Friday, July 25, 2008

The Art of Our Understanding

Ah, the ongoing great battle between whether something is an 'art', a 'science' or 'engineering'. Geeks, more than anyone else, love to fight this one out.

I read Knuth's take, hiding over at Paul Graham's site:

I find that his definition for the word art is a huge let down. Art, in the way he writes about it, is really just the unstructured act of doing anything. If it ain't organized, then it must be art.

That, as history shows, is a reasonable use of the word, but it is depressingly cold. It is so because there are more dimensions to human existence than just being. We straddle these wonderful worlds of emotion and thought, sitting on the fence in between.

Our emotions form primitive reactions to the world around us. They are, in all sense, the very opposite of logical thought. They drive us to do crazy and irrational things.

It's not hard to guess that we're actually in the process of evolving from primal emotional creatures to higher forms of logical entities. These days we're caught in the middle. We can be rational and think our way out of the problems, but we can also succumb to crazy emotional responses. This leads to a duality in our perspective. The natural order of things, is an emotional sense, with its rules about the survival of the species. Our intellectual order, is about higher values such as justice and fair-play. Abstract concepts that seem out of place in the real world.

It is emotion, I truly believe, that when rendered into a tangible form sets some constructive act apart from the others. A building houses us, but a majestic one takes our breath away. A graphic designer makes pretty images, but a great painter endows them with that full sense of being. A singer might belt out the notes in tune, but a talented musician can bring tears to our eyes. Any person can stand up and say a dialog, but an actor makes us believe that they feeling it.
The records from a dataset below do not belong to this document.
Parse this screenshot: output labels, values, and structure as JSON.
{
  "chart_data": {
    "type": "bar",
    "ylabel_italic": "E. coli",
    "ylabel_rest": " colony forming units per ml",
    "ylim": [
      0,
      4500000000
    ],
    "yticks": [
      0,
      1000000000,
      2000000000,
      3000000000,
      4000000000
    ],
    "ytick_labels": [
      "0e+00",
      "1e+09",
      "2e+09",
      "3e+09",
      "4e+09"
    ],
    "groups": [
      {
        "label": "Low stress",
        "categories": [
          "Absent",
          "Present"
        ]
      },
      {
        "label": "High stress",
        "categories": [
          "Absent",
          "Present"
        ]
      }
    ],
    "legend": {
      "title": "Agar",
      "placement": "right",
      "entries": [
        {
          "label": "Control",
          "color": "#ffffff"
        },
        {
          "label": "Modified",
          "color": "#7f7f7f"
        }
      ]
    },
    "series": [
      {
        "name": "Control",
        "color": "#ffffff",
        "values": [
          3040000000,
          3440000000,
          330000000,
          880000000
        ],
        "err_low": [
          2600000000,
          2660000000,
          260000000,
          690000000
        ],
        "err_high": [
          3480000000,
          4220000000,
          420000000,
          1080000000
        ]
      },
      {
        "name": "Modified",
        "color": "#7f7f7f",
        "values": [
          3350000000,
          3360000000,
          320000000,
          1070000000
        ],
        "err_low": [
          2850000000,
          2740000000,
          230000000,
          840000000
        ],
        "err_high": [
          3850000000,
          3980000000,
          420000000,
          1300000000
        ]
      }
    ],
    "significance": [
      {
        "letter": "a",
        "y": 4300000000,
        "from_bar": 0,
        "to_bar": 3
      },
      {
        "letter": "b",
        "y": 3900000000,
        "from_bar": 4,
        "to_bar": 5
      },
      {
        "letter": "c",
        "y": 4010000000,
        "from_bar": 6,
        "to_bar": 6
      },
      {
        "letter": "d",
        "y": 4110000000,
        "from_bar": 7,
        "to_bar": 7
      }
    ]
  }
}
Again, and again the differences come down to how various people have crossed beyond just an act, and have found some indescribable way to add emotional context to their work. They touch us at our very core. They reach out to our primitive side.

And, to make it even more interesting, because it is some low-level reactive nature within us, it is virtually impossible to wrap it in a logical foundation. You can not say it, teach it, or pass it on in any concrete manner. It must be felt to be understood, and experienced to be copied. It is beyond our rational thought.

The problem with Knuth's practical definition for the word 'art', is that it does not distinguish between those things that just are, and those that have gone well beyond. It makes it reasonable to talk about the 'art of knitting a sweater' for instance. While that does pay homage to the skill required to actually do the work, it indirectly puts the sweater along side great classic works. Works that inspire emotion in ways that a sweater never could.

Personally, I think the term art, when it is applied in the narrower modern context should only refer to those things that connect with us on an emotional level. We need to distinguish between ordinary stuff, and those great works that enlighten us in some ethereal way. If we use one term for both, we will quickly lose all of our art in a sea of pretty pictures, and that would be sad.

There is something that should be appreciated in people using their skills to create things in an unstructured manner, but it is a rather common event. It happens all the time, all over the world. Artisans craft wares, artists create masterpieces. Art, at least in the sense that I mean it, is a rare and wondrous event. We lose some of ourselves when we fail to recognize that.